European officials in charge of the system admit they have no idea how many – if any – of the thousands of refugees flooding into Greece and Hungary are scanned against SIS. There is little chance of someone who crosses into Europe over a rural border being scanned, they admit.

“We are clear what the rules say and what states should be doing .They are not always applied in the way we would have wanted,” said an official.

Refugees are meant to be logged in EURODAC, a fingerprint database used for processing asylum claims, which police can access. However, fewer than one in ten migrants in some areas of Greece are thought to have been registered this summer, although that rate has since improved.

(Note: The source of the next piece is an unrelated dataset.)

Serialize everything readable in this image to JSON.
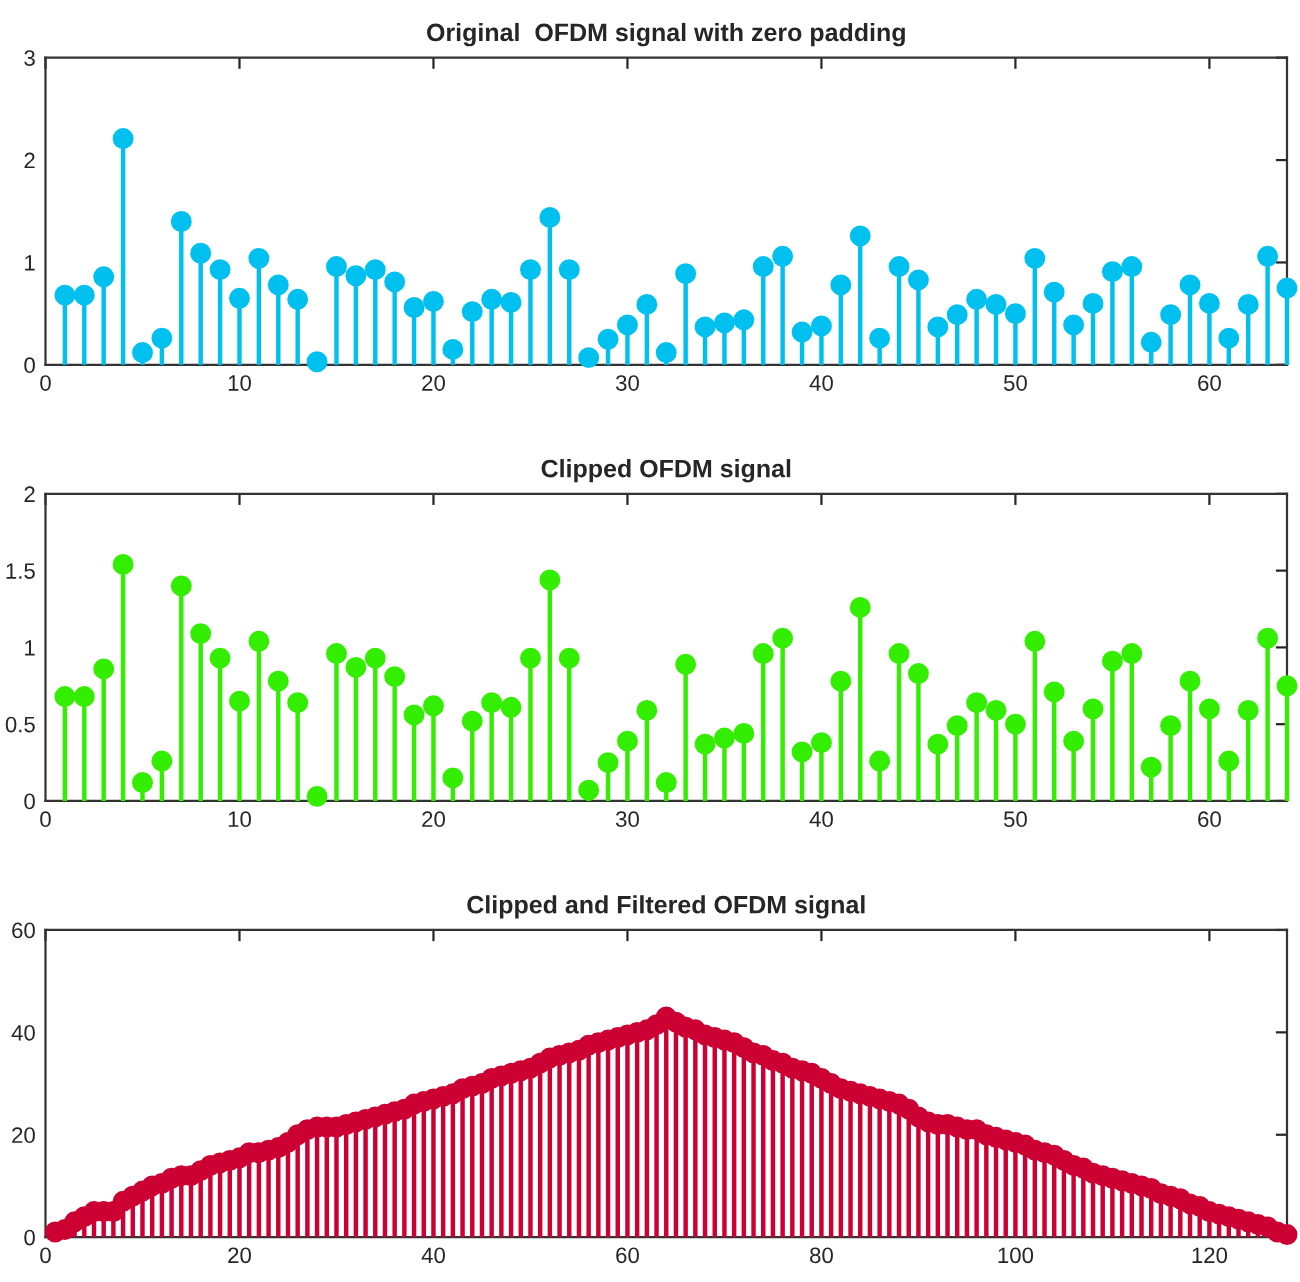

Even then, EURODAC cannot “talk” to SIS, meaning that even if a suspected jihadists did register themselves as refugees on the Greek islands, the system would not flag them up as a threat.

At least one of the gunmen disguised themselves as a refugee and was registered on the Greek island of Leros on October 3.

In a further weakness, SIS does not allow for a suspect traveller’s fingerprints to be searched against a biometric database. That gives an advantage to those travelling with fake passports.

The European Commission conducts a regular evaluation of SIS, but its findings are classified “restricted” and kept from public view. Greece and Italy, which have seen hundreds of thousands of illegal crossings this year, will not be audited until next year.